This recipe has been featured in a menu on the site- Italian Dinner Party.
Yield: 6 servings
Prep Time: 30 min
Cook Time: 15 min
The homemade Italian-seasoned croutons really make this salad special...
2 cloves garlic, crushed
2 Tablespoons extra-virgin olive oil
1 Tablespoon butter
3 cups cubed sourdough bread
1 teaspoon course black pepper
1/2 cup grated Parmesan cheese
2 Tablespoons chopped fresh thyme leaves
1 clove garlic, finely chopped
1 lemon juiced
1 teaspoon tabasco sauce
1 teaspoon worcestershire sauce
1 teaspoon Dijon mustard
1/3 cup extra-virgin olive oil
2 hearts of romaine lettuce, chopped (7-8 cups)

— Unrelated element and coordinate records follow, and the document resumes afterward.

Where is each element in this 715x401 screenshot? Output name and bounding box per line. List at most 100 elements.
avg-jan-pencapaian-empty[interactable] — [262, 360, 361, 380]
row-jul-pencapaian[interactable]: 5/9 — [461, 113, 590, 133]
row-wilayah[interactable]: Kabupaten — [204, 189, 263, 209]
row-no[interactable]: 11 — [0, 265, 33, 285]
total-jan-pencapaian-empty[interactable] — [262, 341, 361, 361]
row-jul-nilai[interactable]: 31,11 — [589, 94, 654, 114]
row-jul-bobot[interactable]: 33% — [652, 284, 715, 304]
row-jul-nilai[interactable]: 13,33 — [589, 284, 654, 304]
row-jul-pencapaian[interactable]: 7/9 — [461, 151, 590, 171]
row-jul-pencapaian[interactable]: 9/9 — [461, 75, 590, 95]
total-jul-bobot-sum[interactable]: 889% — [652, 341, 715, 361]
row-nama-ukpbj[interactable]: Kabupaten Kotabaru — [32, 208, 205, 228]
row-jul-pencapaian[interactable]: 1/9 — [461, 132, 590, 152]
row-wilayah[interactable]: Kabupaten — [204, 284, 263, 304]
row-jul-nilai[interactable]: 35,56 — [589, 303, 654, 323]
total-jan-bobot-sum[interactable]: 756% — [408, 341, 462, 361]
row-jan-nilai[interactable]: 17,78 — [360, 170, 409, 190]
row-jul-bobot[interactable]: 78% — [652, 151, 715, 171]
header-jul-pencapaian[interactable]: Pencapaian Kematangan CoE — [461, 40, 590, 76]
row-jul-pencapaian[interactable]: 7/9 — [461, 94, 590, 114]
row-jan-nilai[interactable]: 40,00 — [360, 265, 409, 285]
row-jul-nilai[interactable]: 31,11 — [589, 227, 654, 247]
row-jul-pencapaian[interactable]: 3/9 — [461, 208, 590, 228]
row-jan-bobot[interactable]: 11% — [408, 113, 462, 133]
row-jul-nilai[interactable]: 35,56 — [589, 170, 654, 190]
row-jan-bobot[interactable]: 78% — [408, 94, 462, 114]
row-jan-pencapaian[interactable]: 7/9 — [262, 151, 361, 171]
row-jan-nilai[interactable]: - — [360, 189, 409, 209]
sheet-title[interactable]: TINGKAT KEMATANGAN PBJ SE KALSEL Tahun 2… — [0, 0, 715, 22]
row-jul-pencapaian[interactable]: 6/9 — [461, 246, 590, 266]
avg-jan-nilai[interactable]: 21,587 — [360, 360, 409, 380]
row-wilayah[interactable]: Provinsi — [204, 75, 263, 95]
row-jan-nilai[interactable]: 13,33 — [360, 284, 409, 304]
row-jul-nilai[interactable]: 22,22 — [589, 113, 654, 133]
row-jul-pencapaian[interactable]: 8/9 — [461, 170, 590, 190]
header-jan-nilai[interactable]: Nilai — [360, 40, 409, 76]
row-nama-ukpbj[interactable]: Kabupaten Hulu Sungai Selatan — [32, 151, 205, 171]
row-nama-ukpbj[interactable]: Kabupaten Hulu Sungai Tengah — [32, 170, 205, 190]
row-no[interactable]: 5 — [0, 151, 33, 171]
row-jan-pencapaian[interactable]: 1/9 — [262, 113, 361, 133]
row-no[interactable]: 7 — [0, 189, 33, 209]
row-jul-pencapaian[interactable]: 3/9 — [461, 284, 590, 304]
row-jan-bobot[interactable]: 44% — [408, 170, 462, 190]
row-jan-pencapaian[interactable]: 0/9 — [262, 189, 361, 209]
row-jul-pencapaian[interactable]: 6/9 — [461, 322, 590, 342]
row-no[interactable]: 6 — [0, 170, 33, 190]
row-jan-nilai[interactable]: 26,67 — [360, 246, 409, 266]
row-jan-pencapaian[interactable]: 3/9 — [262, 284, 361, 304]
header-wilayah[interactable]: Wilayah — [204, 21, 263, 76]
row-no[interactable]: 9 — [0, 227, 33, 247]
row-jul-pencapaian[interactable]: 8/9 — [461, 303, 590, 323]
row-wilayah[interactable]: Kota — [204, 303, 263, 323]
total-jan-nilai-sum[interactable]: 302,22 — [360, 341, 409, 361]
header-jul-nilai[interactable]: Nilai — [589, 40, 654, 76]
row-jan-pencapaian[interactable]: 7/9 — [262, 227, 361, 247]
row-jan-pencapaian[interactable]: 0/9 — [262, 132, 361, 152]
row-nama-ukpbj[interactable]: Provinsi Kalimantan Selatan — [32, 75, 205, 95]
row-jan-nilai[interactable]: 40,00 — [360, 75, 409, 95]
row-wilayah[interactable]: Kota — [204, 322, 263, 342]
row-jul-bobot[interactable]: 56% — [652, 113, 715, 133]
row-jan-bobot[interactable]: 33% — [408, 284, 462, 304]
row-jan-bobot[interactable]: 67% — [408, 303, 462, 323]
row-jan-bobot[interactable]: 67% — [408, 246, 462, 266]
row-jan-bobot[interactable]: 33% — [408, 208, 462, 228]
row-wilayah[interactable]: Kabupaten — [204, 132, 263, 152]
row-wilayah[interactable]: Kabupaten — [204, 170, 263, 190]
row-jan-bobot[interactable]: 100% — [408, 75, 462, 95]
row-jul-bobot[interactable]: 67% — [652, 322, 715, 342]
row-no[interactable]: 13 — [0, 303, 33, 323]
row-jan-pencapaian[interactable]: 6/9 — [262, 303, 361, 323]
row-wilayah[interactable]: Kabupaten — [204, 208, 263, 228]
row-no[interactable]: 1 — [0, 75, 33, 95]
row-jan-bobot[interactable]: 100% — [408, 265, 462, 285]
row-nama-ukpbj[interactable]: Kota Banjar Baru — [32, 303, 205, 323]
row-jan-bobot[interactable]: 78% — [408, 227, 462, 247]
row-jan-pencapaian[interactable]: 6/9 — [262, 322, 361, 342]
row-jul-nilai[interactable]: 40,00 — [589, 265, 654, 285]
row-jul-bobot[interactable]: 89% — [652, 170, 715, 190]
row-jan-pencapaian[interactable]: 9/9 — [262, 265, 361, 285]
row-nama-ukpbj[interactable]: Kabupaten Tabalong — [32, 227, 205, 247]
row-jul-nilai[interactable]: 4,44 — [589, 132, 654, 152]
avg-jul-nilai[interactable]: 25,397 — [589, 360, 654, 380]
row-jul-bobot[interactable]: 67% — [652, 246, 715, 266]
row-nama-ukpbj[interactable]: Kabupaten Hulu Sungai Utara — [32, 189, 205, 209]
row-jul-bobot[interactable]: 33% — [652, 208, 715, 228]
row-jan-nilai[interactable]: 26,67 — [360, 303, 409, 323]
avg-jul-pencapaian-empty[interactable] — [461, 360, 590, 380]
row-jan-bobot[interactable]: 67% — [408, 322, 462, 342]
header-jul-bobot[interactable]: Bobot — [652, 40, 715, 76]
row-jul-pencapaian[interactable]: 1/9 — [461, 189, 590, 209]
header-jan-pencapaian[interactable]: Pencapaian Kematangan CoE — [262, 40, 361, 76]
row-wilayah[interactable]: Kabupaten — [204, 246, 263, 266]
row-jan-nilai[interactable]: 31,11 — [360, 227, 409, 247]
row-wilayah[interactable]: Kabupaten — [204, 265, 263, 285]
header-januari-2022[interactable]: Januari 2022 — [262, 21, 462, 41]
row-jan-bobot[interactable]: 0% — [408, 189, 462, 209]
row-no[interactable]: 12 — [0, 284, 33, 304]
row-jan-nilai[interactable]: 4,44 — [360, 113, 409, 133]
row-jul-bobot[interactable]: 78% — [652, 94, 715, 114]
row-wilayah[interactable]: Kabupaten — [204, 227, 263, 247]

1/2 cup shredded Parmesan cheese
salt & fresh ground pepper
1. Preheat oven to 325 degrees F.
2. Heat garlic and oil over low heat and melt butter into the oil. Place bread in a large bowl and toss with garlic oil and butter. Season with pepper, Parmesan and thyme. Spread croutons evenly on a baking sheet. Bake until crisp and golden- about 15 minutes.
3. In the same bowl in which you made the croutons, combine garlic, lemon juice, tabasco, worcestershire and mustard. Whisk in olive oil.
4. Remove croutons and let cool. When ready to serve, add lettuce to the bowl with the dressing. Toss to coat evenly. Add cheese, salt, pepper and croutons. Toss again. Adjust seasonings and serve, with or without anchovies.